Wang Hongwei, Li Liwei, Chu Qinjun, Wang Yong, Li Zhisong, Zhang Wei, Li Lanlan, He Long, Ai Yanqiu
Department of Anesthesiology, The First Affiliated Hospital of Zhengzhou University, Zhengzhou, Henan, PR China.
Medicine (Baltimore). 2016 Nov;95(46):e5434. doi: 10.1097/MD.0000000000005434.
Acute kidney injury (AKI) is associated with a substantially increased risk of mortality for many hospitalized patients. It has been suggested that early initiation of renal replacement treatment has a favorable outcome in critically ill patients complicated with AKI. However, results of studies evaluating the effect of early initiation strategy of renal replacement treatment on AKI have been controversial and contradictory. The aim of this meta-analysis is to examine the effect of early initiation of renal replacement treatment on patients with AKI.
The authors searched relevant studies in PubMed, EMBASE, and the Cochrane Library through August 2016. We searched for all eligible randomized controlled trials with regard to the role of early initiation of renal replacement treatment in mortality among patients with AKI. We extracted the following information from each study: mortality, length of stay in intensive care unit (ICU), and length of stay in hospital. Random and fixed effect models were used for pooling data.
Twelve trials including 1756 patients were included. The results of this meta-analysis showed that there was no significant difference between the mortality of early and delayed strategy for the initiation of renal replacement treatment using the random effect model (odds ratio = 0.78; 95% confidence interval [CI], 0.52-1.19; P = 0.25), with wild heterogeneity (chi = 33.50; I = 67%). Analyses from subgroup sepsis and postsurgery came to similar results. In addition, compared with delayed initiation strategy, early initiation showed no significant advantage in length of stay in ICU (mean difference = -0.80; 95% CI, -2.59 to 0.99; P = 0.56) and length of stay in hospital (mean difference = -7.69; 95% CI, -16.14 to 0.76; P = 0.07).
According to the results from present meta-analysis, early initiation of renal replacement treatment showed no survival benefits in patients with AKI. To achieve optimal timing of renal replacement treatment, further large multicenter randomized trials, with widely accepted and standardized definition of early initiation, are still needed.
急性肾损伤(AKI)与许多住院患者的死亡风险大幅增加相关。
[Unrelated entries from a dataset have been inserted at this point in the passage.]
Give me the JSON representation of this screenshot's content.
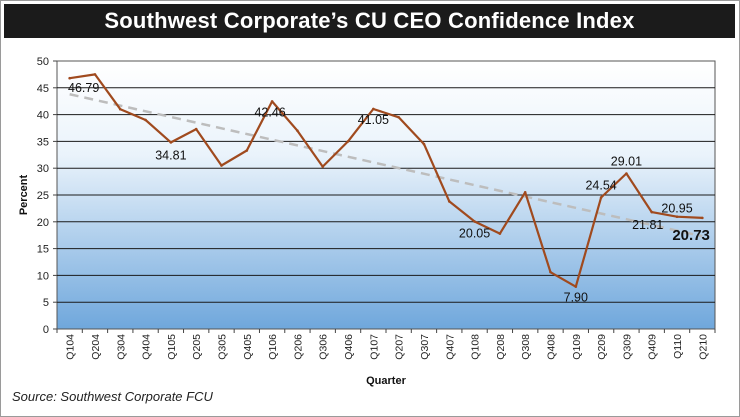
{
  "title": "Southwest Corporate’s CU CEO Confidence Index",
  "source": "Source: Southwest Corporate FCU",
  "chart_data": {
    "type": "line",
    "xlabel": "Quarter",
    "ylabel": "Percent",
    "ylim": [
      0,
      50
    ],
    "yticks": [
      0,
      5,
      10,
      15,
      20,
      25,
      30,
      35,
      40,
      45,
      50
    ],
    "grid": true,
    "legend": "none",
    "categories": [
      "Q104",
      "Q204",
      "Q304",
      "Q404",
      "Q105",
      "Q205",
      "Q305",
      "Q405",
      "Q106",
      "Q206",
      "Q306",
      "Q406",
      "Q107",
      "Q207",
      "Q307",
      "Q407",
      "Q108",
      "Q208",
      "Q308",
      "Q408",
      "Q109",
      "Q209",
      "Q309",
      "Q409",
      "Q110",
      "Q210"
    ],
    "series": [
      {
        "values": [
          46.79,
          47.5,
          41.0,
          39.0,
          34.81,
          37.3,
          30.5,
          33.3,
          42.46,
          37.0,
          30.3,
          35.0,
          41.05,
          39.5,
          34.5,
          23.8,
          20.05,
          17.8,
          25.5,
          10.6,
          7.9,
          24.54,
          29.01,
          21.81,
          20.95,
          20.73
        ],
        "color": "#a04a1e"
      }
    ],
    "trendline": {
      "start": 43.8,
      "end": 17.3,
      "color": "#bdbdbd",
      "style": "dashed"
    },
    "data_labels": [
      {
        "index": 0,
        "text": "46.79"
      },
      {
        "index": 4,
        "text": "34.81"
      },
      {
        "index": 8,
        "text": "42.46"
      },
      {
        "index": 12,
        "text": "41.05"
      },
      {
        "index": 16,
        "text": "20.05"
      },
      {
        "index": 20,
        "text": "7.90"
      },
      {
        "index": 21,
        "text": "24.54"
      },
      {
        "index": 22,
        "text": "29.01"
      },
      {
        "index": 23,
        "text": "21.81"
      },
      {
        "index": 24,
        "text": "20.95"
      },
      {
        "index": 25,
        "text": "20.73",
        "bold": true
      }
    ],
    "colors": {
      "background_top": "#ffffff",
      "background_bottom": "#6fa7dc",
      "gridline": "#1a1a1a",
      "axis": "#444444"
    }
  }
}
有人提出,对于合并AKI的危重症患者,早期开始肾脏替代治疗可带来良好预后。然而,评估肾脏替代治疗早期启动策略对AKI影响的研究结果一直存在争议且相互矛盾。本荟萃分析的目的是研究肾脏替代治疗早期启动对AKI患者的影响。
作者检索了截至2016年8月的PubMed、EMBASE和Cochrane图书馆中的相关研究。我们搜索了所有关于肾脏替代治疗早期启动在AKI患者死亡率方面作用的合格随机对照试验。我们从每项研究中提取了以下信息:死亡率、重症监护病房(ICU)住院时间和住院时间。采用随机效应模型和固定效应模型汇总数据。
纳入了12项试验,共1756例患者。本荟萃分析结果显示,采用随机效应模型时,肾脏替代治疗早期启动和延迟启动策略的死亡率之间无显著差异(优势比 = 0.78;95%置信区间[CI],0.52 - 1.19;P = 0.25),存在显著异质性(卡方 = 33.50;I² = 67%)。亚组脓毒症和术后分析得出了类似结果。此外,与延迟启动策略相比,早期启动在ICU住院时间(平均差 = -0.80;95%CI,-2.59至0.99;P = 0.56)和住院时间(平均差 = -7.69;95%CI,-16.14至0.76;P = 0.07)方面无显著优势。
根据本荟萃分析结果,肾脏替代治疗早期启动对AKI患者无生存益处。为实现肾脏替代治疗的最佳时机,仍需要进一步的大型多中心随机试验,采用广泛接受且标准化的早期启动定义。